Wien - "Es ist nichts anderes drinnen als die große Koalition", sagt ein bedeutsames Mitglied des ÖVP-Vorstands, das festhält, dass es im ÖVP-Vorstand auch weniger bedeutsame Mitglieder gibt, das seien vor allem auch jene, die jetzt Fantasien in Richtung Neos, Grüne oder Stronach entwickelten. Das sei nicht nur völlig unrealistisch, sondern schlichtweg eine Schnapsidee.

Die ÖVP steckt in einem gewaltigen Dilemma: Die große Koalition ist unbeliebt wie nie, gleichzeitig aber auch die einzig realistische Variante. "Nur nicht mit den Roten", das findet im ÖVP-Vorstand eine Mehrheit, dennoch scheint klar, dass alles andere zum Scheitern verurteilt wäre. Eine Dreierkoalition mit der FPÖ und Frank Stronach taugt angesichts der jüngsten Entwicklungen im Team Stronach nicht einmal mehr als Drohkulisse. Eine Koalition mit der SPÖ, zu der man freiwillig die Grünen oder die Neos dazuholt, findet in der Parteispitze keinen Anklang, da ist sich Michael Spindelegger auch mit SPÖ-Chef Werner Faymann einig: zu kompliziert, zu brüchig.

Also geht es darum, die große Koalition neu zu denken und neu aufzustellen. Da sind sich die Jungen und die Alten einig, Sebastian Kurz und Andreas Khol etwa, da sind sich auch die mächtigsten Landesfürsten einig, Niederösterreichs Erwin Pröll und Oberösterreichs Josef Pühringer.

Der geheime Konsens in der Partei sieht Folgendes vor: Erst einmal Gespräche mit allen Parteien zu führen. Dabei soll es in erster Linie darum gehen, einen möglichen Konsens in Sachfragen auszuloten. Die ÖVP will noch vor einer Koalitionsbildung ein Bündnis zu jenen Fragen schmieden, zu denen im Parlament eine Zweidrittelmehrheit notwendig ist.

Diese Sachfragen müssten auch mit der SPÖ außer Streit gestellt werden. Sowohl Pröll als auch Pühringer fordern, dass mit der SPÖ ein ganz konkretes Arbeitsbündnis festgelegt wird, in dem wesentliche Themen außer Streit gestellt werden. Dieses Übereinkommen müsste auch einen zeitlichen Ablauf vorsehen.

In fünf Jahren Geschichte

Klar sei, dass man nicht weitermachen könne wie bisher. Sebastian Kurz, Obmann der Jungen ÖVP, kann sich fallweise auch die Zusammenarbeit mit anderen Kräften im Parlament vorstellen.

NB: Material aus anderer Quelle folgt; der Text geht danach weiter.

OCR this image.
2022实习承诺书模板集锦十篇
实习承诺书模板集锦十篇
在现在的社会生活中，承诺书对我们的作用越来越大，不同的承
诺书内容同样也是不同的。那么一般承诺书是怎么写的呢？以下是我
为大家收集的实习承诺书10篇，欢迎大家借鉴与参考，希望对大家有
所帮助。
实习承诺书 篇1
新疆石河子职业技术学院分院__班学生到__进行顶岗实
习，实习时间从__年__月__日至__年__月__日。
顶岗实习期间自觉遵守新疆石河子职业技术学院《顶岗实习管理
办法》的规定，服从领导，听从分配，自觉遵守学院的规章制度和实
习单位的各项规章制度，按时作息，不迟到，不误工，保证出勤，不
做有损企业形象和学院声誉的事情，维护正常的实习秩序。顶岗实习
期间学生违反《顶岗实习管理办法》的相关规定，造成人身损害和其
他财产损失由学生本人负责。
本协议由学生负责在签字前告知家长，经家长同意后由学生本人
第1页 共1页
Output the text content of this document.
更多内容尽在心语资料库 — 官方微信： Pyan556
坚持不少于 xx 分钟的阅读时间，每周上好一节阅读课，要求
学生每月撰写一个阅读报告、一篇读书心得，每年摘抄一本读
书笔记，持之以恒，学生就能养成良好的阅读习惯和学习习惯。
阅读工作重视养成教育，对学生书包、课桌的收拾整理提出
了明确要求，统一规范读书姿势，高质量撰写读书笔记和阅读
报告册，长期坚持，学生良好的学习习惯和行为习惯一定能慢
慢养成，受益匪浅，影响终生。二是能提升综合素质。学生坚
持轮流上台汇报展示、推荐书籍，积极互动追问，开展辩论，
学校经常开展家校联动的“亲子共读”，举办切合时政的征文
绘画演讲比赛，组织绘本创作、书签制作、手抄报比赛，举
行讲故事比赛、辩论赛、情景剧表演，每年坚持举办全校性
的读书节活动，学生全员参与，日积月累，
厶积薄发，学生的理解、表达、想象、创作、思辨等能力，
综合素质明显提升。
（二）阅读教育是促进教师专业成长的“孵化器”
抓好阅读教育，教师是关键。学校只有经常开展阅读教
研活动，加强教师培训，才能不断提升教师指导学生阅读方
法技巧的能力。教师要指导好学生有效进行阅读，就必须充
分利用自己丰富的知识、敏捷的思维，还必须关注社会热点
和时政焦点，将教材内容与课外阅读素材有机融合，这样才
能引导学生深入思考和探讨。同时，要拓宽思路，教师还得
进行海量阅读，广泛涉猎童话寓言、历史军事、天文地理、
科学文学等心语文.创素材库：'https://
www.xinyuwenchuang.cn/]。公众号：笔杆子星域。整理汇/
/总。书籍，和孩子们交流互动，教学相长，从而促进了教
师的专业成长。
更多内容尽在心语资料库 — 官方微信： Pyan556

Andreas Khol, Obmann des Seniorenbundes, sagt: "Das, was wir jetzt tun, entscheidet darüber, ob wir in fünf Jahren Geschichte sind oder ob wir uns noch einmal erholen können."

Allen Entscheidungsträgern in der Partei sei klar, dass man eine Koalition mit der SPÖ neu darstellen müsse. Das müsse man aber auch erst der SPÖ verkaufen, die das noch nicht eingesehen habe.

Das könne dauern. "Ob die Koalition eine Woche früher oder später zustande kommt, ist egal", sagt das bedeutsame Vorstandsmitglied, "wir müssen unsere Konflikte jetzt austragen." (völ, DER STANDARD, 3.10.2013)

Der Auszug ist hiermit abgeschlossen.